The ECB has already cut rates at three of its last four meetings. Nevertheless the debate has shifted to whether it is easing policy fast enough to support an economy that is at risk of recession, facing political instability at home and the prospect of a fresh trade war with the United States.
Eurozone inflation came in at 2.3% in November, marginally above the ECB’s 2.0% target, but the central bank’s fresh projections are likely to show inflation back at target in a few months’ time.
At the same time, economies within the region are barely growing, with gross domestic product rising 0.4% in the third quarter, according to data released earlier this month, while political turmoil in France and Germany’s upcoming election add to the uncertainty.

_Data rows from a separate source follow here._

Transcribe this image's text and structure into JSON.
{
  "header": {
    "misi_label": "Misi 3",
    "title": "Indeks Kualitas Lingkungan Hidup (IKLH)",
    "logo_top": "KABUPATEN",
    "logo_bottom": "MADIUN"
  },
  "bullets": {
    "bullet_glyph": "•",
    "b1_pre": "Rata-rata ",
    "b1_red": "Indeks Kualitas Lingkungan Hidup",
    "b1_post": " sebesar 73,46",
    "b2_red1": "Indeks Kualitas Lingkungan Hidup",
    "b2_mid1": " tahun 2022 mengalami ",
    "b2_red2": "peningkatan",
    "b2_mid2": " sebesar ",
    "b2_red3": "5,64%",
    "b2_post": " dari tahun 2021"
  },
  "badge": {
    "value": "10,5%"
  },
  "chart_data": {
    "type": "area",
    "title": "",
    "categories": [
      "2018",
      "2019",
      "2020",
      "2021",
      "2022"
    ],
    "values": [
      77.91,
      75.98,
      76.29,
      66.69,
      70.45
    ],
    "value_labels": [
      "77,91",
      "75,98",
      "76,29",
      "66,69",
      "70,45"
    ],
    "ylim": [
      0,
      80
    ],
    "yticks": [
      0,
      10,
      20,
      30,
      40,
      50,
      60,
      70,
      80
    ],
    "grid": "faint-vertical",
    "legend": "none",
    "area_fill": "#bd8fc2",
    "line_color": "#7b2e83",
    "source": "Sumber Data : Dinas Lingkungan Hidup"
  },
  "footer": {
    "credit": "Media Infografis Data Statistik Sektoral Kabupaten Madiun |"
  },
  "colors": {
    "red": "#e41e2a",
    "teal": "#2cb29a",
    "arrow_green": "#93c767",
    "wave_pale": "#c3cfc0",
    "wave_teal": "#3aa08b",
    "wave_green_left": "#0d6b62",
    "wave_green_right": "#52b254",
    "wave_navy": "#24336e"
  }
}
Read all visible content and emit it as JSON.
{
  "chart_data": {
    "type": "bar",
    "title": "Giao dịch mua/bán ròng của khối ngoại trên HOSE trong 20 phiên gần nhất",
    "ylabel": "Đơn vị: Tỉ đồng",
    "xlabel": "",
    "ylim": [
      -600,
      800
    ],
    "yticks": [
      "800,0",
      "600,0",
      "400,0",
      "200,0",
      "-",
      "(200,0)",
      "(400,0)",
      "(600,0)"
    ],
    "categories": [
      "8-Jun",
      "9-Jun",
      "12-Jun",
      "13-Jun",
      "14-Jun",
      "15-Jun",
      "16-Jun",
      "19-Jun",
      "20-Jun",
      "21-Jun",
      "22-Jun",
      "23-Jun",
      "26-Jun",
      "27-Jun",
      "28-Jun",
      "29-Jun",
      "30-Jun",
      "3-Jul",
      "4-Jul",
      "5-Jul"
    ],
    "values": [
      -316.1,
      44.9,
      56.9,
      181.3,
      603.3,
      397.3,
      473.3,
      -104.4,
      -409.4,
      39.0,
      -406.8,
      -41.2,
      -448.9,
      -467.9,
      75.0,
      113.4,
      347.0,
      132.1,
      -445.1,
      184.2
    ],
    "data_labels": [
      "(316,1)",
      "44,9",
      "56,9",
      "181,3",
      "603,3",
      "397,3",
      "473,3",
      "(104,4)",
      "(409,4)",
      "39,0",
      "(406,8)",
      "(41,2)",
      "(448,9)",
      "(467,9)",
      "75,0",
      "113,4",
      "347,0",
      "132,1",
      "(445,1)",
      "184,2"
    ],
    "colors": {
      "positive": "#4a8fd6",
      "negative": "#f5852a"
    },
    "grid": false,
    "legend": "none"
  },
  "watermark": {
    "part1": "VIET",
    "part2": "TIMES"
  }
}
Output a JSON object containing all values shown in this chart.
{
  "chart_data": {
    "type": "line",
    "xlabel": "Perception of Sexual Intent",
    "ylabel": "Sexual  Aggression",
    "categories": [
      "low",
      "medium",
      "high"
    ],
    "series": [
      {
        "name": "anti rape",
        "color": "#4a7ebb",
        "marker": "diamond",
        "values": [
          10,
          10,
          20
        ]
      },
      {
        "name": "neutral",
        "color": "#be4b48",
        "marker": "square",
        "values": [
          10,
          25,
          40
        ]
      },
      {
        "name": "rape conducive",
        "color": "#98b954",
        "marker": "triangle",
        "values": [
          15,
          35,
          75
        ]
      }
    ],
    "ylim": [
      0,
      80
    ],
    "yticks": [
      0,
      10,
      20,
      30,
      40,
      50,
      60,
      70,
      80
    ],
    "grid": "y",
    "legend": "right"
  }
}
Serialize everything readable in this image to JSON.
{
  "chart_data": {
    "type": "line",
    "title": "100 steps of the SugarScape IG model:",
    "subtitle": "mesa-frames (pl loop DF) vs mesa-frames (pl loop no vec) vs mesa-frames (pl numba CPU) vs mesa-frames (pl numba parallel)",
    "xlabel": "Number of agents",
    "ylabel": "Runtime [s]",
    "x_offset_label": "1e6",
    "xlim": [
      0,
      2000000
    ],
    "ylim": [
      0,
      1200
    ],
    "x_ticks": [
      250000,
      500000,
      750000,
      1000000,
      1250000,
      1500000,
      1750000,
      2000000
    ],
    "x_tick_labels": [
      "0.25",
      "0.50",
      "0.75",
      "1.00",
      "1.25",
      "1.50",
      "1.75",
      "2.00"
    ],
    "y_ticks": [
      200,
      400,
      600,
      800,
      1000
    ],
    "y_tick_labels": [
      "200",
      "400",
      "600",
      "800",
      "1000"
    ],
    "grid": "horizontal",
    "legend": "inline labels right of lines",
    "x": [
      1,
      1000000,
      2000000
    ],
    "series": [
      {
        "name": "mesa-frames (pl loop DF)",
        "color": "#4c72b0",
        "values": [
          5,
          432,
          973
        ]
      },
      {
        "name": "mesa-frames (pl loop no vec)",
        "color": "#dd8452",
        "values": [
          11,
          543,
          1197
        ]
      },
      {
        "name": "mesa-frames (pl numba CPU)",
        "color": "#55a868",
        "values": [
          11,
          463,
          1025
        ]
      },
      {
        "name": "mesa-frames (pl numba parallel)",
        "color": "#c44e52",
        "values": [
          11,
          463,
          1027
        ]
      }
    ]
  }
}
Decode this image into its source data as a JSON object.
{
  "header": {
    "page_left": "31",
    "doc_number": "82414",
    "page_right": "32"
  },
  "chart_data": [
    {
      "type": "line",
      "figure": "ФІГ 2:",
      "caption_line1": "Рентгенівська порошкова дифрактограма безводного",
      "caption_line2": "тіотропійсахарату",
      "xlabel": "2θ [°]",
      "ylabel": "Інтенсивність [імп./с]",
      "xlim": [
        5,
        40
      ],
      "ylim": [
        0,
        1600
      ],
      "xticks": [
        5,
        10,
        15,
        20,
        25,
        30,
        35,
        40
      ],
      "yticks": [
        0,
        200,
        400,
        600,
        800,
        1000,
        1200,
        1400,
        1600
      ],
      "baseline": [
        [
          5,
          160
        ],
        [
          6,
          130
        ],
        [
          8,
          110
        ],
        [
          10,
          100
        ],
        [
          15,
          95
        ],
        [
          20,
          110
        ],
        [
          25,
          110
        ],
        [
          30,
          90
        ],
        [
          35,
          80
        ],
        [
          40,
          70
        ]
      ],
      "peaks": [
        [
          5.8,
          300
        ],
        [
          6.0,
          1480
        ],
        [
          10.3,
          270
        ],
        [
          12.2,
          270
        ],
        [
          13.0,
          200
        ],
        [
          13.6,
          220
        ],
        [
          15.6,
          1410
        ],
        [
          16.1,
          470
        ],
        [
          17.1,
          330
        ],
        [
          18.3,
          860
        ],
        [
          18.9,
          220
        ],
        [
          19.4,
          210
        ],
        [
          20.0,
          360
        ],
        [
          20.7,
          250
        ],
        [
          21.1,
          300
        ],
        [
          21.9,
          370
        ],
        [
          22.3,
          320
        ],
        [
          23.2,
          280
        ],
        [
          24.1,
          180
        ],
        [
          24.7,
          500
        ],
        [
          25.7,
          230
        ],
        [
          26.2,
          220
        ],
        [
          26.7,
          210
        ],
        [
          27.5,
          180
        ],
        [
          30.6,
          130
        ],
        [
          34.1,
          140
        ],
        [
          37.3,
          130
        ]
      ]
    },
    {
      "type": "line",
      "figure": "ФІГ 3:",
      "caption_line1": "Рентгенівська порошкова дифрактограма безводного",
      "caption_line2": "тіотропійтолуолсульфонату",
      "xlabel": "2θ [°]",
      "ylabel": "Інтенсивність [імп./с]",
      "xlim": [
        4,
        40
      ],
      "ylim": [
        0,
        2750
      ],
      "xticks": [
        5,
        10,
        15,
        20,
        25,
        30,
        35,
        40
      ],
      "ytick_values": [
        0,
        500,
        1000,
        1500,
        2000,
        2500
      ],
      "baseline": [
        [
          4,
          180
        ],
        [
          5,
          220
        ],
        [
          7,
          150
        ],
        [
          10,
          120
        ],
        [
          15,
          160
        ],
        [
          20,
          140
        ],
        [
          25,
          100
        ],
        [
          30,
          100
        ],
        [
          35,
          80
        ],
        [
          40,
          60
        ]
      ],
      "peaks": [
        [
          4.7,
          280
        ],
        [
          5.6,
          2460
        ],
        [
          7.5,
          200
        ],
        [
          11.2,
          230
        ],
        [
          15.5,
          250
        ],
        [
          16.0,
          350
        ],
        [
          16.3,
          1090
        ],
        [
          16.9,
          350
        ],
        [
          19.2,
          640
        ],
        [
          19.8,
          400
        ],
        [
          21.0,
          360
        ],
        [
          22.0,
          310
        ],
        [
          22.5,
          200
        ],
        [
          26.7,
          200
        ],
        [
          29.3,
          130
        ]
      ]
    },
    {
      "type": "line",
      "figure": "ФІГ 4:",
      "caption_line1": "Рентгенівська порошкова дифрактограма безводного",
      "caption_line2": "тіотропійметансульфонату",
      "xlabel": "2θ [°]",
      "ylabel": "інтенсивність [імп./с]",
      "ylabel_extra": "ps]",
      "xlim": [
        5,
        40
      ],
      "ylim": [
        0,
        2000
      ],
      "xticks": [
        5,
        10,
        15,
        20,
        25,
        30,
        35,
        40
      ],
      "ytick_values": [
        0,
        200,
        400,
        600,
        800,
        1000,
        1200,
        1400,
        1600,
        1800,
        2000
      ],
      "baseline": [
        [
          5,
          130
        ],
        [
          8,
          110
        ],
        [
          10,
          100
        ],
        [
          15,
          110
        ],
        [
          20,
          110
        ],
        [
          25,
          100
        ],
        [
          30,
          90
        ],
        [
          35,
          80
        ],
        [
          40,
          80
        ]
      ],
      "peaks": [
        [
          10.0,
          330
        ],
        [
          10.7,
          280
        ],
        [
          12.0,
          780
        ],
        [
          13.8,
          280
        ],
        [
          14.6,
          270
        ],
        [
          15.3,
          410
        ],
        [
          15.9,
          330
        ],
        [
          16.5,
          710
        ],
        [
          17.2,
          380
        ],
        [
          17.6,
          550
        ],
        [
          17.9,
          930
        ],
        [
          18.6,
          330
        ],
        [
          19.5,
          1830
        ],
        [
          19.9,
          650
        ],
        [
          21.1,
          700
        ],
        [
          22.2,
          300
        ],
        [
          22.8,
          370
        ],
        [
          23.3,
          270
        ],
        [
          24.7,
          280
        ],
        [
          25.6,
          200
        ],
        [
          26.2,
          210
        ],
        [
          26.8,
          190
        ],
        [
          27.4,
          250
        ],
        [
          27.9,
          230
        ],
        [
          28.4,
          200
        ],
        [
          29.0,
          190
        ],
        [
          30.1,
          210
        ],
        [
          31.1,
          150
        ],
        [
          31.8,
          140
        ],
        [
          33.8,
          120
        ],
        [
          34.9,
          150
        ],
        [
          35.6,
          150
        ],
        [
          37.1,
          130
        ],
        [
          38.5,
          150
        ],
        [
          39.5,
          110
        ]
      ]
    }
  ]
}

Additionally, the election of Donald Trump as the incoming US president raised the possibility of a trade war, as he has previously threatened the bloc with high tariffs, particularly on the auto industry.
With this all in mind, investors see a cut at every meeting in 2025 until June, followed by at least one more move in the second half of 2025, taking the deposit rate to at least 1.75% by year-end.
The Swiss National Bank cut its key interest rate by 50 basis points earlier Thursday, as it attempted to tackle a strong Swiss franc as well as depressed inflation.